Well, the piston is on its way up, again. But this time, the spark plug fires a lot sooner because we advanced the ignition. The flamefront has started its way toward the piston, but the piston is still moving up. The piston, however, is moving so fast now that it reaches TDC and is beginning its down stroke. At this time, the flamefront drives the piston through the entire stroke, instead of "most" of the stroke.
Scenario 3. High compression or boost...
Now, the piston is on its way up again. This time, there's a hell of a lot more air/fuel in the cylinder. Its being squeezed very hard. This increased compression squeezing more air and fuel together is an excellent recipe for releasing energy. The piston nears TDC once more, and the spark plug fires. This time, the flamefront travels much faster consuming air and fuel particles as it heads for the piston. Well, the piston isn't ready for the flamefront yet. It's still at TDC. But, the flamefront doesn't care, it just slams that piston.
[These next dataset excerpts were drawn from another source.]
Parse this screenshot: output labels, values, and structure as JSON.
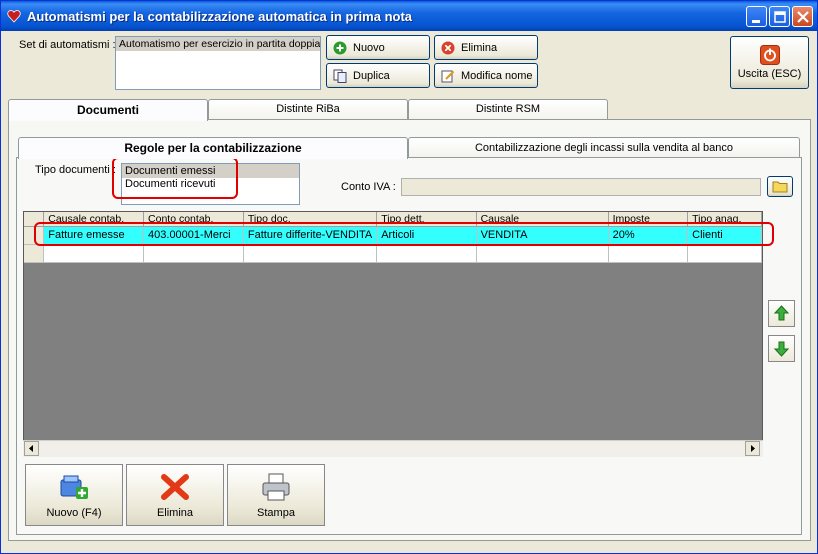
{
  "window": {
    "title": "Automatismi per la contabilizzazione automatica in prima nota"
  },
  "set": {
    "label": "Set di automatismi :",
    "items": [
      "Automatismo per esercizio in partita doppia"
    ]
  },
  "toolbar": {
    "nuovo": "Nuovo",
    "elimina": "Elimina",
    "duplica": "Duplica",
    "modifica_nome": "Modifica nome",
    "uscita": "Uscita (ESC)"
  },
  "tabs": [
    "Documenti",
    "Distinte RiBa",
    "Distinte RSM"
  ],
  "subtabs": [
    "Regole per la contabilizzazione",
    "Contabilizzazione degli incassi sulla vendita al banco"
  ],
  "tipo_documenti": {
    "label": "Tipo documenti :",
    "options": [
      "Documenti emessi",
      "Documenti ricevuti"
    ],
    "selected": "Documenti emessi"
  },
  "conto_iva": {
    "label": "Conto IVA :",
    "value": ""
  },
  "grid": {
    "columns": [
      "Causale contab.",
      "Conto contab.",
      "Tipo doc.",
      "Tipo dett.",
      "Causale",
      "Imposte",
      "Tipo anag."
    ],
    "rows": [
      [
        "Fatture emesse",
        "403.00001-Merci",
        "Fatture differite-VENDITA",
        "Articoli",
        "VENDITA",
        "20%",
        "Clienti"
      ]
    ],
    "selected_color": "#33ffff"
  },
  "bottom": {
    "nuovo": "Nuovo (F4)",
    "elimina": "Elimina",
    "stampa": "Stampa"
  },
  "colors": {
    "titlebar": "#0553d0",
    "highlight": "#e00000"
  }
}
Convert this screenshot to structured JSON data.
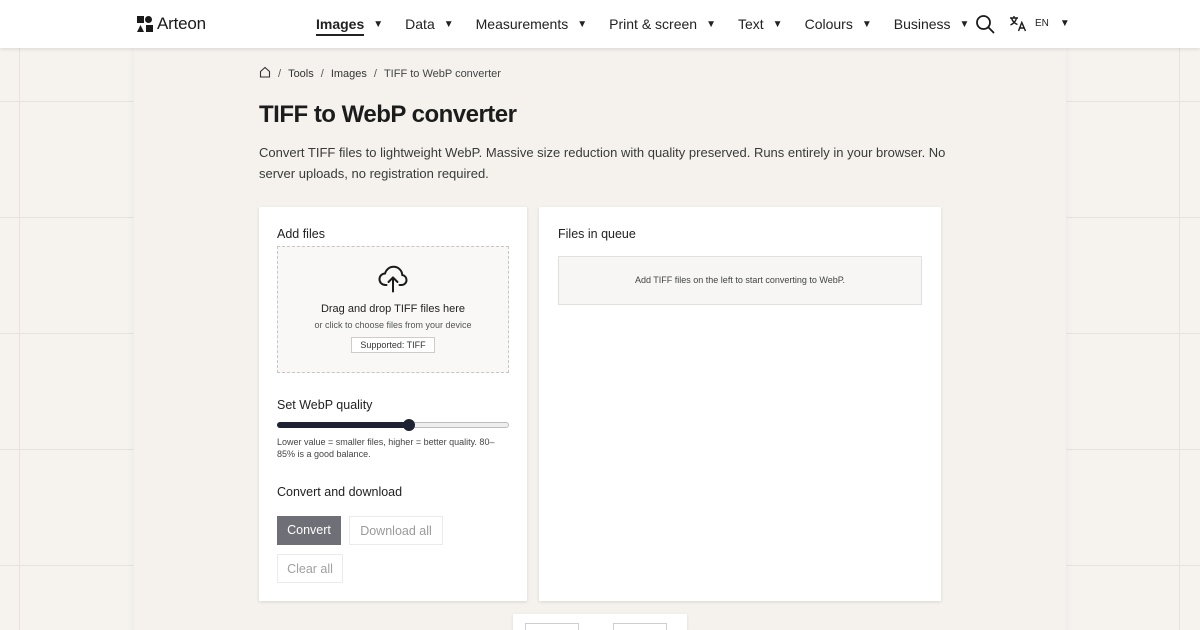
{
  "brand": {
    "name": "Arteon",
    "logo_icon": "arteon-logo-icon"
  },
  "nav": [
    {
      "label": "Images",
      "active": true
    },
    {
      "label": "Data",
      "active": false
    },
    {
      "label": "Measurements",
      "active": false
    },
    {
      "label": "Print & screen",
      "active": false
    },
    {
      "label": "Text",
      "active": false
    },
    {
      "label": "Colours",
      "active": false
    },
    {
      "label": "Business",
      "active": false
    }
  ],
  "nav_caret": "▼",
  "header_tools": {
    "search_icon": "search-icon",
    "language_icon": "translate-icon",
    "language": "EN"
  },
  "breadcrumb": {
    "home_icon": "home-icon",
    "separator": "/",
    "items": [
      "Tools",
      "Images"
    ],
    "current": "TIFF to WebP converter"
  },
  "page": {
    "title": "TIFF to WebP converter",
    "description": "Convert TIFF files to lightweight WebP. Massive size reduction with quality preserved. Runs entirely in your browser. No server uploads, no registration required."
  },
  "add_files": {
    "title": "Add files",
    "upload_icon": "cloud-upload-icon",
    "drop_text": "Drag and drop TIFF files here",
    "click_text": "or click to choose files from your device",
    "supported": "Supported: TIFF"
  },
  "quality": {
    "title": "Set WebP quality",
    "value_fraction": 0.57,
    "hint": "Lower value = smaller files, higher = better quality. 80–85% is a good balance."
  },
  "convert": {
    "title": "Convert and download",
    "convert_label": "Convert",
    "download_label": "Download all",
    "clear_label": "Clear all"
  },
  "queue": {
    "title": "Files in queue",
    "empty_text": "Add TIFF files on the left to start converting to WebP."
  },
  "colors": {
    "accent": "#1e2233",
    "button_primary": "#6f6f78",
    "background": "#f6f3ef"
  }
}
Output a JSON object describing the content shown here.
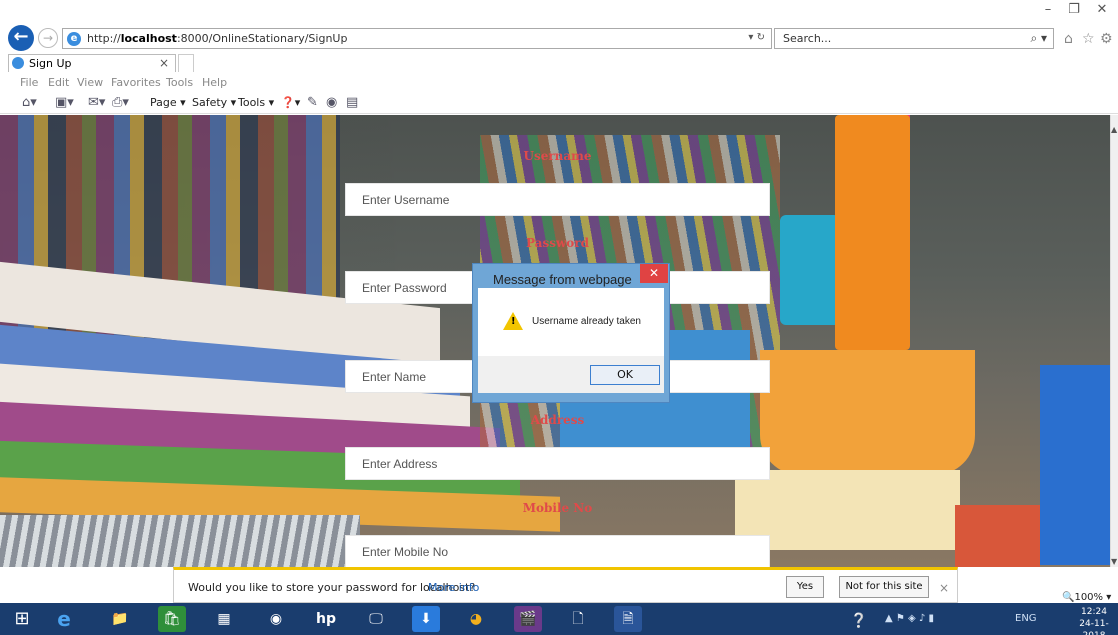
{
  "window": {
    "minimize": "–",
    "restore": "❐",
    "close": "✕"
  },
  "browser": {
    "url_prefix": "http://",
    "url_host": "localhost",
    "url_rest": ":8000/OnlineStationary/SignUp",
    "url_controls": "▾ ↻",
    "search_placeholder": "Search...",
    "search_icon": "⌕ ▾",
    "home_icon": "⌂",
    "favorites_icon": "☆",
    "settings_icon": "⚙",
    "back_icon": "←",
    "forward_icon": "→",
    "ie_icon": "e"
  },
  "tab": {
    "label": "Sign Up",
    "close": "×"
  },
  "menu": [
    "File",
    "Edit",
    "View",
    "Favorites",
    "Tools",
    "Help"
  ],
  "commandbar": {
    "page": "Page ▾",
    "safety": "Safety ▾",
    "tools": "Tools ▾",
    "help_icon": "❓▾"
  },
  "form": {
    "username_label": "Username",
    "username_placeholder": "Enter Username",
    "password_label": "Password",
    "password_placeholder": "Enter Password",
    "name_placeholder": "Enter Name",
    "address_label": "Address",
    "address_placeholder": "Enter Address",
    "mobile_label": "Mobile No",
    "mobile_placeholder": "Enter Mobile No"
  },
  "dialog": {
    "title": "Message from webpage",
    "close": "✕",
    "message": "Username already taken",
    "ok": "OK",
    "warn_mark": "!"
  },
  "notification": {
    "text": "Would you like to store your password for localhost?",
    "more_info": "More info",
    "yes": "Yes",
    "not_for_site": "Not for this site",
    "close": "×"
  },
  "zoom": "🔍100% ▾",
  "taskbar": {
    "time": "12:24",
    "date": "24-11-2018",
    "lang": "ENG",
    "apps": [
      "⊞",
      "e",
      "📁",
      "🛍",
      "▦",
      "◉",
      "hp",
      "🖵",
      "⬇",
      "◕",
      "🎬",
      "🗋",
      "🗎"
    ]
  },
  "colors": {
    "accent": "#1a5fb4",
    "label_red": "#e04a4a",
    "taskbar": "#1a3d6e",
    "dialog_frame": "#6fa6d6"
  }
}
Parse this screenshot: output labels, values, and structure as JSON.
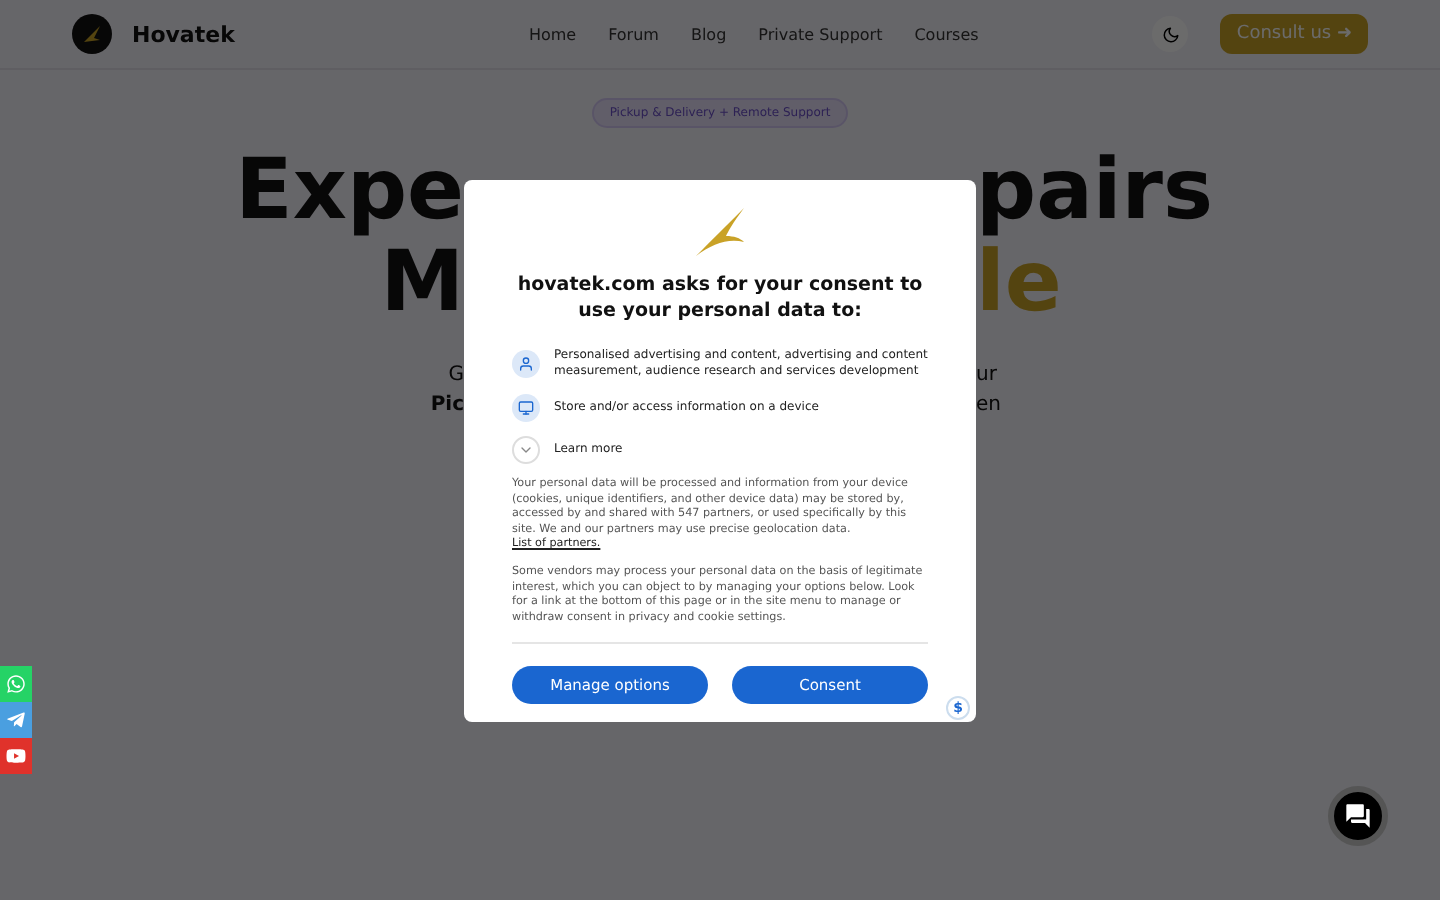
{
  "navbar": {
    "brand": "Hovatek",
    "links": [
      {
        "label": "Home"
      },
      {
        "label": "Forum"
      },
      {
        "label": "Blog"
      },
      {
        "label": "Private Support"
      },
      {
        "label": "Courses"
      }
    ],
    "cta": "Consult us ➜"
  },
  "hero": {
    "badge": "Pickup & Delivery + Remote Support",
    "lines": [
      {
        "kind": "heading",
        "left": "Expe",
        "right": "pairs",
        "right_accent": false
      },
      {
        "kind": "heading",
        "left": "M",
        "right": "le",
        "right_accent": true
      },
      {
        "kind": "text",
        "left": "G",
        "right": "ur",
        "left_bold": false
      },
      {
        "kind": "text",
        "left": "Pic",
        "right": "en",
        "left_bold": true
      }
    ]
  },
  "social": [
    {
      "kind": "whatsapp",
      "color": "#25d366"
    },
    {
      "kind": "telegram",
      "color": "#4a9fe0"
    },
    {
      "kind": "youtube",
      "color": "#e0322b"
    }
  ],
  "consent": {
    "title": "hovatek.com asks for your consent to use your personal data to:",
    "purposes": [
      {
        "kind": "person",
        "text": "Personalised advertising and content, advertising and content measurement, audience research and services development"
      },
      {
        "kind": "device",
        "text": "Store and/or access information on a device"
      }
    ],
    "learn_more": {
      "label": "Learn more",
      "expanded": false
    },
    "paragraph_1": "Your personal data will be processed and information from your device (cookies, unique identifiers, and other device data) may be stored by, accessed by and shared with 547 partners, or used specifically by this site. We and our partners may use precise geolocation data.",
    "partners_link": "List of partners.",
    "paragraph_2": "Some vendors may process your personal data on the basis of legitimate interest, which you can object to by managing your options below. Look for a link at the bottom of this page or in the site menu to manage or withdraw consent in privacy and cookie settings.",
    "buttons": [
      {
        "label": "Manage options"
      },
      {
        "label": "Consent"
      }
    ],
    "badge": "$"
  }
}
But, the piston can't push the crankshaft if its at TDC, can it? All that energy does not turn the crankshaft, but instead bends or breaks the internal parts.
This post is very long, and I'm sorry for that. But by taking you inside the cylinder and showing you what happens, its easier to understand how it works. The spark only has to be hot enough to start the flamefront, any hotter and its not really doing anything. The only reason to increase the voltage is under higher cylinder pressures, so that the spark can be made, not so that it can be made hotter.